My Best Friend's Exorcism(36)
Gretchen was supposed to pick up the second verse, but as the synthesizers swelled and the traffic light changed, no one was singing in the car except Phil. Abby couldn’t stand it.
“Come on, ladies,” she said, calling out like a cheesy piano player. “You know the words.”
Gretchen looked out her window at the passing fast-food restaurants. Abby had no choice but to jump in on the chorus.
“So take a look at my cow/She’s got a chicken face/And there’s no one left here to remind me/That she comes from outer space.”
Once Abby started she couldn’t stop, so she kept up with the song all the way through the chorus, feeling like a dweeb for singing her heart out and being completely ignored. Then she stopped abruptly, as if she was never really planning to get much into the second verse anyway. The rest of the drive passed in silence.
Gretchen kept her sleeves rolled down no matter how warm the weather was. Some mornings she showed up with filthy Band-Aids on her fingertips. Her breath got worse. Her tongue became coated in a thick white film. The crimping had turned her hair into a frizzy nest barely controlled by a scrunchie, and her lips were always chapped. She looked beaten, exhausted, hunched over, wrung dry. Abby wondered how she made it past her mom every morning.

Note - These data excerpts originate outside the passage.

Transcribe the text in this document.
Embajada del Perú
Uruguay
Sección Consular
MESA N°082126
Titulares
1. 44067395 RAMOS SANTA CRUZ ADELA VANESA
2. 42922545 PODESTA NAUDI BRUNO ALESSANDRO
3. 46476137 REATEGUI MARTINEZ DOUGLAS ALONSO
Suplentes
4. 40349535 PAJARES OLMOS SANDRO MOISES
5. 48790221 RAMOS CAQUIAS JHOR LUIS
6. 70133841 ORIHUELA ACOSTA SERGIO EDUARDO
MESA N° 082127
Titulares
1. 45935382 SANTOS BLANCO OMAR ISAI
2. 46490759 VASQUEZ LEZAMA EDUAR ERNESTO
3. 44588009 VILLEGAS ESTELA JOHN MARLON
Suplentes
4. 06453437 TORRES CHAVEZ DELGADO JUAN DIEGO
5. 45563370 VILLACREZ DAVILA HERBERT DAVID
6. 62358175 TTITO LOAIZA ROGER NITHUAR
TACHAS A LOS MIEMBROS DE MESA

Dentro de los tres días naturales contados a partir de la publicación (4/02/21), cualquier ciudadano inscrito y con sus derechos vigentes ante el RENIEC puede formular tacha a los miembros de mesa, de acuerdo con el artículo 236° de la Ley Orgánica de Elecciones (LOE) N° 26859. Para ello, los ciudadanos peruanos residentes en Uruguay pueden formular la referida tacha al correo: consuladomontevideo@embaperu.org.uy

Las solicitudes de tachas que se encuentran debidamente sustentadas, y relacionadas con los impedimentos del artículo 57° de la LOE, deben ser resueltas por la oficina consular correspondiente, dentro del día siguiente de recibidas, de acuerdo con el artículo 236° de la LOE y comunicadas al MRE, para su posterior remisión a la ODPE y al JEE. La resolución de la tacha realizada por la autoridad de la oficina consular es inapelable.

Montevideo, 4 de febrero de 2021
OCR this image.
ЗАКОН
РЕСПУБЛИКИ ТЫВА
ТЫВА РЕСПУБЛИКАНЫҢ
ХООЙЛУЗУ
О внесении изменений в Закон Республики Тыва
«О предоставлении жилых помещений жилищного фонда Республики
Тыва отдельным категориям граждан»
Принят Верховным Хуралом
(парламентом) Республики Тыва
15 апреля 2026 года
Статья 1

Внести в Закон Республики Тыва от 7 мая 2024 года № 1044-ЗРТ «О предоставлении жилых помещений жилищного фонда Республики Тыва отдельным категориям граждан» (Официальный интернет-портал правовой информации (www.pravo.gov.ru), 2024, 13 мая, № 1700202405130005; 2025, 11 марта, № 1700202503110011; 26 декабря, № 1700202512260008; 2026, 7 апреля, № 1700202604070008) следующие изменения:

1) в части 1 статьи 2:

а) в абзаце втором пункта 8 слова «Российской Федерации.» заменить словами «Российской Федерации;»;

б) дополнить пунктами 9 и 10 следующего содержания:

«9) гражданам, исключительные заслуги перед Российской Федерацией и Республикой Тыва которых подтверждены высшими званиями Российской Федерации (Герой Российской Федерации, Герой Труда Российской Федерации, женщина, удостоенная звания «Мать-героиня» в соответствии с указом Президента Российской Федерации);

The first teacher to say something was Mr. Barlow. After Gretchen fell asleep twice in first period, he held her back after class. Abby waited until she came slouching out of his office.
“What’d he say?” she asked as Gretchen brushed past her.
Before she could answer, Mr. Barlow called Abby into his tiny office. The room reeked of Gretchen’s sour sweat. Mr. Barlow was pounding on his window with the heel of his hand, trying to get it open.
“I don’t know what’s going on with Gretchen,” he said, giving up on the window and turning on a desk fan. “But if you care about your friend, you need to get her off whatever she’s on.”
“What?” Abby asked.
“What?” Mr. Barlow mimicked. “I’m not an idiot. I know what drugs are. If you’re really her friend, get her to stop.”
“But, Mr. Barlow—” Abby said.
“Save it,” he snapped, dropping into his chair and picking up a stack of test papers. “I said my piece, you heard me, and the next person I’ll tell is Major. I’m giving you a chance to help your friend. Now get to class.”
Abby realized that no one was going to do anything. For five years, Gretchen had been the perfect Albemarle student, and the faculty still saw what they were used to seeing—not what was really happening. Maybe they chalked it up to PSAT stress or problems at home. Maybe they figured that tenth grade was a tough transition. Maybe they were caught up in their own divorces and career dramas and problem kids, and if she still wasn’t turning things around on Monday they’d say something. Or maybe the following Monday. Or the Monday after that.
Something was changing inside Gretchen. Maybe it was the acid, maybe it was Andy, maybe it was her parents, maybe it was something worse. Whatever it was, Abby had to keep trying. She couldn’t abandon her friend because soon Gretchen would be ready to talk. Any minute now she’d look up from her daybook and say, “I have to tell you something serious.”
The next day was Wednesday, and when Gretchen got into the Dust Bunny, Abby was relieved: she was still wearing the same clothes but didn’t smell bad. Maybe Mr. Barlow had gotten through to her after all.
Then a new smell hit her: United Colors of Benetton perfume. Gretchen was drenched in it. She’d gotten a bottle from her parents two years ago, and it quickly became her signature scent. That morning, Gretchen reeked of it. Abby’s eyes were still burning when she walked into first period.
Later that day, Abby went against her better judgment and appealed to a higher authority. She came back from TCBY and found her mother balancing the checkbook at the dining room table. Abby’s mom took every shift that came her way, sleeping at patients’ houses three times a week in case they woke up in the middle of the night and needed someone to change their Depends. Abby mostly saw her in passing or asleep on the sofa, or she heard her coughing behind a closed bedroom door. Clueless as to how to start a conversation, she hovered awkwardly by the couch until her mom noticed.
“What?” Mrs. Rivers said without looking up.
Abby dove in before she could second-guess herself.
“Do you ever have patients who hear voices?” she asked. “Like voices that talk to them all the time and tell them things?”
“Sure,” her mom said. “Nutjobs.”
“Well,” Abby said, forging ahead, “how do they get better?”
“They don’t,” her mom said, tearing up a stack of voided checks. “We put them on pills, send them to the nuthouse, or hire someone like me to make sure they don’t chug-a-lug the Drano.”
“But there has to be something you can do,” Abby said. “To make them like they used to be.”
Abby’s mom was exhausted but she wasn’t stupid. She took a sip of her Diet Pepsi and looked at her daughter.
“If this is about Gretchen, and it usually is,” she said, “then it’s none of your beeswax. You worry about you and let Gretchen’s parents worry about Gretchen.”
“Something’s wrong with her,” Abby said. “You could talk to her parents, or we could go over there together. They’d listen to you.”